Le lendemain, après avoir déjeuné ensemble, nous étions déjà sur la route en direction de la ville. Curieusement, une partie de moi voulait rester encore là-bas, même si j’étais toujours troublée par la nuit précédente. Je regardais le paysage par la fenêtre, perdue dans mes pensées, quand il posa une main sur ma cuisse. Ce geste n’avait rien de sexuel : c’était juste sa manière de me dire que tout allait bien, accompagné de son petit sourire charmeur.
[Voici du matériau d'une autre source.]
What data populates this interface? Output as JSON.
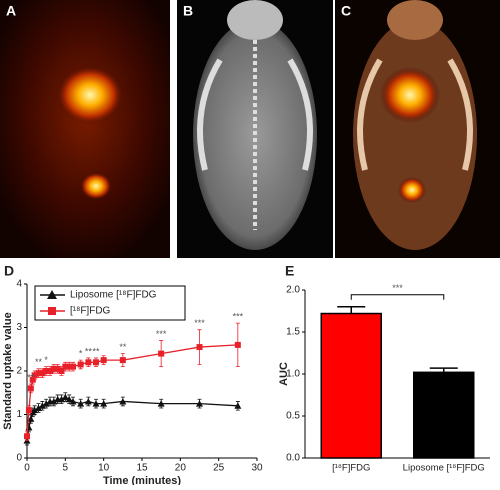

Il prit le soin de me déposer chez moi avant de repartir. Juste avant de partir, il m’embrassa doucement sur les lèvres… et ce geste, à lui seul, me bouleversa. Je voulais rester avec lui, je ne savais même pas pourquoi. J’avais donc décidé de consacrer le reste de la journée à moi-même, pour mettre un peu d’ordre dans mes idées.
Le lendemain matin, je me réveillai très tôt. Étrangement, je n’avais pas cessé de penser à lui une seule seconde.
En arrivant au travail, comme toujours, Anaïs, mon assistante et meilleure amie, vint aussitôt me retrouver.
Anaïs : Hé, ma belle ! Une journée entière sans nouvelles ? Comment peux-tu faire ça à ta seule amie sur cette planète ?
Moi : Arrête ton cinéma Anaïs… je vais tout te raconter, mais avant, donne-moi mon planning s’il te plaît.
Après m’être installée à mon bureau, je lui avais tout raconté. Sa seule réaction fut une question qui me laissa sans voix :
Elle : Tu l’aimes, Lena ?
Moi : Tu as fumé ou quoi ? Bien sûr que non ! J’ai eu ce que je voulais, et ça s’arrête là.
Anaïs : Vraiment ?
Moi : On n’a rien fait… On s’est juste embrassés, et le big boss a appelé. Après ça, plus rien. J’ai passé le reste de la nuit à me demander ce qui venait de se passer.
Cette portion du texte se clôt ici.